Eğitimin istihdama etkisi, onun herhangi bir meslekle ilgili insan gücünü yetiştirmesi doğal bir sonuçtur. Hangi meslek olursa olsun, o mesleği yapacak olan kişinin mutlaka o meslekle ilgili bir eğitimden geçmesi zorunludur. Bu noktada, eğitimin istihdamı arttırıcı yönde bir rolü söz konusudur. Eğitim, çeşitli meslek dallarına insan gücü yetiştirmek suretiyle, hem ülkenin insan gücü kaynaklarının gelişmesine, hem de istihdamın arttırılmasına katkıda bulunmaktadır (Akar, 1990: 16).

Okul ve eğitim, istihdamın yapısını, ihtiyaç ve imkânlarını dikkate almak durumundadır. Okuldan mezun olacak gençleri istihdam edecek olan kurum ve kuruluşlar, talep ettikleri insan gücünün sayı, çeşidi ve niteliklerini belirlemekle eğitimi etkilemektedirler.

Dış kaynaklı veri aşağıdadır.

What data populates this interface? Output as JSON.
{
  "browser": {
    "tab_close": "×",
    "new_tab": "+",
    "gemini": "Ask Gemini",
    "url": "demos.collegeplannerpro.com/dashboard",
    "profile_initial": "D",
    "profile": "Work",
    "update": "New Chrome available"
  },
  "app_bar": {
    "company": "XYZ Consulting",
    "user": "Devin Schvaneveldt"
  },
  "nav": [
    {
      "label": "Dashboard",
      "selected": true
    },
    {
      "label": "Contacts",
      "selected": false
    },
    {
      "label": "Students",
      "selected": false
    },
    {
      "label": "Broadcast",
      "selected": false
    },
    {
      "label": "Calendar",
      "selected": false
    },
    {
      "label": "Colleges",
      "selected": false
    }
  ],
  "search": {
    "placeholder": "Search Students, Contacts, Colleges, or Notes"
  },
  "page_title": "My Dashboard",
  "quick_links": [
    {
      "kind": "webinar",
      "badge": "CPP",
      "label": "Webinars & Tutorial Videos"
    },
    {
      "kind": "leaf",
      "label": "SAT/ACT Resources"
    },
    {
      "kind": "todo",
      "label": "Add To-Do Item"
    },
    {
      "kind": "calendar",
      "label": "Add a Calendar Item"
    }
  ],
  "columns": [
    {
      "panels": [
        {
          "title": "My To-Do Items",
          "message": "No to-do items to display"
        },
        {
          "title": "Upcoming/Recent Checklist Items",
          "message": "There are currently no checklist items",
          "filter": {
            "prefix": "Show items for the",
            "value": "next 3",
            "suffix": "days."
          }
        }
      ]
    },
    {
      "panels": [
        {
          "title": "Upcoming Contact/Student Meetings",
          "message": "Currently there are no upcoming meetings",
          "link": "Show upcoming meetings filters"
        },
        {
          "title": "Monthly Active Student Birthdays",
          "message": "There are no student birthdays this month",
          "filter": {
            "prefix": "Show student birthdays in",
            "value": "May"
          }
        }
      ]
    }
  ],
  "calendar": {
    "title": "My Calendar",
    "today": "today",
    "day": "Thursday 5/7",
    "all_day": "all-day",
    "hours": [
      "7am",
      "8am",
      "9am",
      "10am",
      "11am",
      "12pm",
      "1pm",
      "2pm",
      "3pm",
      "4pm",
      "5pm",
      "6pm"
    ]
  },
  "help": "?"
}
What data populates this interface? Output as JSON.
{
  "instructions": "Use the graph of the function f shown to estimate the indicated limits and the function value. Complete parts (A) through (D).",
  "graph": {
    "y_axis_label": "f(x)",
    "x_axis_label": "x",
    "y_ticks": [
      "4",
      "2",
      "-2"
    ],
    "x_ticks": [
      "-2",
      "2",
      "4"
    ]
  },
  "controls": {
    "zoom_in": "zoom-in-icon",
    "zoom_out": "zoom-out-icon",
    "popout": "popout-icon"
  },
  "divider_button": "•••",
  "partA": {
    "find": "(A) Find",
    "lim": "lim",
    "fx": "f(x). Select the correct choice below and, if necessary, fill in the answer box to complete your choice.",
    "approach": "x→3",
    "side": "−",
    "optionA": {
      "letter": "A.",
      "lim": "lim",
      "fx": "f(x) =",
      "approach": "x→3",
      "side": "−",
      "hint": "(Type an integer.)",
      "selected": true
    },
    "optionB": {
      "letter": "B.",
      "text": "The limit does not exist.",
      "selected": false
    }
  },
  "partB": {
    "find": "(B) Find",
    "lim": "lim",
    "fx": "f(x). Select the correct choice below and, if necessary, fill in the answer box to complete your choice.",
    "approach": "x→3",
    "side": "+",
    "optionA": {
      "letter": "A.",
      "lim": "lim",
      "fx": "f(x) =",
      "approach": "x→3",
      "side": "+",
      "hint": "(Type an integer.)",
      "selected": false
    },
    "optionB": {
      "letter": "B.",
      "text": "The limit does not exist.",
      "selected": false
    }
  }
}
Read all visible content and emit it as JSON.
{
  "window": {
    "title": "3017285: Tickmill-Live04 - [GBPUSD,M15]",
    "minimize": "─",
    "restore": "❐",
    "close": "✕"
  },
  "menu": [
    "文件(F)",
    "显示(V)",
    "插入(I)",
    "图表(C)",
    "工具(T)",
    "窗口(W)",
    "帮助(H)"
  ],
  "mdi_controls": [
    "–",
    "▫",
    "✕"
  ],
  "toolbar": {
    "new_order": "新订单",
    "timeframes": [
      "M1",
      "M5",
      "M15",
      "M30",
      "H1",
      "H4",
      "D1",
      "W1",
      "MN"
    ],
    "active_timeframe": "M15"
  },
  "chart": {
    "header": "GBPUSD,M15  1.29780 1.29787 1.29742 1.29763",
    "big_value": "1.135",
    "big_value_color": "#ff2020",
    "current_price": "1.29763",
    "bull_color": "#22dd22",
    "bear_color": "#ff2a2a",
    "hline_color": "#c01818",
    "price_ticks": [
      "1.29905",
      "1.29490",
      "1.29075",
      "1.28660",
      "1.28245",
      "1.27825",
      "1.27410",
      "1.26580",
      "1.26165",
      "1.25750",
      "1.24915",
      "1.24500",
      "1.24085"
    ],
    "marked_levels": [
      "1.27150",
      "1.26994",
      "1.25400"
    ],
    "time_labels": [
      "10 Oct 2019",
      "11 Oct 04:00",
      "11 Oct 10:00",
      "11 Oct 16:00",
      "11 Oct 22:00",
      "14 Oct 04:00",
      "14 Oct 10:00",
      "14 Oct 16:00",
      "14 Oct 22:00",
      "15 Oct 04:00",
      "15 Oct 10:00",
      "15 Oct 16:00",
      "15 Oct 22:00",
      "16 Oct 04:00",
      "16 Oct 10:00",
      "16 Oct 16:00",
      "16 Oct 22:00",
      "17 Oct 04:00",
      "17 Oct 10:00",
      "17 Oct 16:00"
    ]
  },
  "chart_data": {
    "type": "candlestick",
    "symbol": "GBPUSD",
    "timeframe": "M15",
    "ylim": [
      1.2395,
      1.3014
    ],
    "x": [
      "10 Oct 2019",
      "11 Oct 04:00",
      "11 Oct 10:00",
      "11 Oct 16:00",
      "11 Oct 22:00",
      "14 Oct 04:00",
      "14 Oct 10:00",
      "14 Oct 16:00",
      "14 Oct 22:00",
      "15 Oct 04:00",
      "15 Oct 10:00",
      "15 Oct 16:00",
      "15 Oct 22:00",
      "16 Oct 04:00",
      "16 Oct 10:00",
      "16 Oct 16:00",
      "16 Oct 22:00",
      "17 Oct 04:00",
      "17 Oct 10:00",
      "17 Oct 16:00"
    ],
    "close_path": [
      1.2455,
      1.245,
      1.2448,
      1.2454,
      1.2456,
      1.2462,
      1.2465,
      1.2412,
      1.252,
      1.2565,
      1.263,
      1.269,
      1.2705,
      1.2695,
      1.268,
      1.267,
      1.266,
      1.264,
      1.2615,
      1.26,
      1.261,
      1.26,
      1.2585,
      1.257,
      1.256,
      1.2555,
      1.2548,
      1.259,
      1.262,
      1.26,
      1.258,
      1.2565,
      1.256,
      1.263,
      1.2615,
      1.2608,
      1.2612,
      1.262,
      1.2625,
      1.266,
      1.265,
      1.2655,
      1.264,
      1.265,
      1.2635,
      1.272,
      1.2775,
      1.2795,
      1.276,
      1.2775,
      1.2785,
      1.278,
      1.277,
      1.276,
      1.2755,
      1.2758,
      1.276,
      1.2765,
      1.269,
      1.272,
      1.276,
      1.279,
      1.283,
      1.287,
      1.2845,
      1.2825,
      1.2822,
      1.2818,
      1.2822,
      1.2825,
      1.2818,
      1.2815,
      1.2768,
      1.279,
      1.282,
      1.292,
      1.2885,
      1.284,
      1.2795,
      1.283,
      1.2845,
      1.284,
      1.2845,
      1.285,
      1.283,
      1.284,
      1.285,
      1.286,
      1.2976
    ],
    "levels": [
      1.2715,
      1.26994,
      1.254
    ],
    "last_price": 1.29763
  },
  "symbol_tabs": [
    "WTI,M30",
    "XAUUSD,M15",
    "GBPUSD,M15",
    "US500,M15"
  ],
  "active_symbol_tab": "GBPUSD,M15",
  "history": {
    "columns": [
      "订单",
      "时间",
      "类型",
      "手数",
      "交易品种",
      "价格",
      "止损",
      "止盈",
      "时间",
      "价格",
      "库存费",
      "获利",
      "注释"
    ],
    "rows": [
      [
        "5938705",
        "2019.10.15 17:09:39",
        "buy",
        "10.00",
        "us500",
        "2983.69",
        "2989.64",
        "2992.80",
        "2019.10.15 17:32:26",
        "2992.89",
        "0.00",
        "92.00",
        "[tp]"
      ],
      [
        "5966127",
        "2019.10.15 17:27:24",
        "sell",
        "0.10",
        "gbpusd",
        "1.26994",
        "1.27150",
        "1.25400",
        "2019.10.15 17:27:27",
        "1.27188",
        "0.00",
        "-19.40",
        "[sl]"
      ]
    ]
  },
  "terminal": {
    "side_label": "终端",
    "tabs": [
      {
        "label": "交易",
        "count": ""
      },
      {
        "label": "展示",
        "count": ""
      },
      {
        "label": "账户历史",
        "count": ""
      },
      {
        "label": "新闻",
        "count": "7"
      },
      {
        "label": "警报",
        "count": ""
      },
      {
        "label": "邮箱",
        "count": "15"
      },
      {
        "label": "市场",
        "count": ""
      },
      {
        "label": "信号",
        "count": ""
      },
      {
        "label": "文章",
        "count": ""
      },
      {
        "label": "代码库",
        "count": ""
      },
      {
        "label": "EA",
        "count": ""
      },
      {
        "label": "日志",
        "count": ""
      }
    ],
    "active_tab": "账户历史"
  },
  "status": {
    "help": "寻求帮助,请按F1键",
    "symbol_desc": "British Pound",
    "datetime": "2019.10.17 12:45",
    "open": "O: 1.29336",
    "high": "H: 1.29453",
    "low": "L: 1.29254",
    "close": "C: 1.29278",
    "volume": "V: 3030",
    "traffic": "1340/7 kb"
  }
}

Eğitim kurumları da işverenlerin bu talepleri paralelinde, eğitimin süre, seviye ve programlarını ayarlamak durumuyla karşı karşıya kalmaktadırlar. İşverenler, eğitimcilerle yakın ilişkiler kurarak yaptıkları faaliyetlerle eğitimi etkileyebilmektedirler. Bu faaliyetler; eğitim masraflarına katılmak, eğitimle ilgili konularda konferans, seminer, panel düzenlemek ve çeşitli yayınlar yapmak, eğitim planlamalarında aktif rol alarak yetiştirilecek insan gücünün hangi sayı ve nitelikte olması gerektiği konusunda eğitimcileri bilgilendirmek gibi konularda olabilmektedir (Akar,1990: 19).

Dokuzuncu 5 yıllık kalkınma planında da belirtildiği gibi plan döneminde eğitim sistemi, işgücü piyasasının ihtiyaçlarını karşılamada yetersiz kalmıştır. Genç ve eğitimli kişilerin işsizlik oranlarında da kayda değer bir düşüş sağlanamamıştır. Ekonominin ve işgücü piyasasının taleplerine cevap verecek ve özellikle gençlerin istihdam edilebilirliğini artıracak yeni mekanizmalara ihtiyaç bulunmaktadır.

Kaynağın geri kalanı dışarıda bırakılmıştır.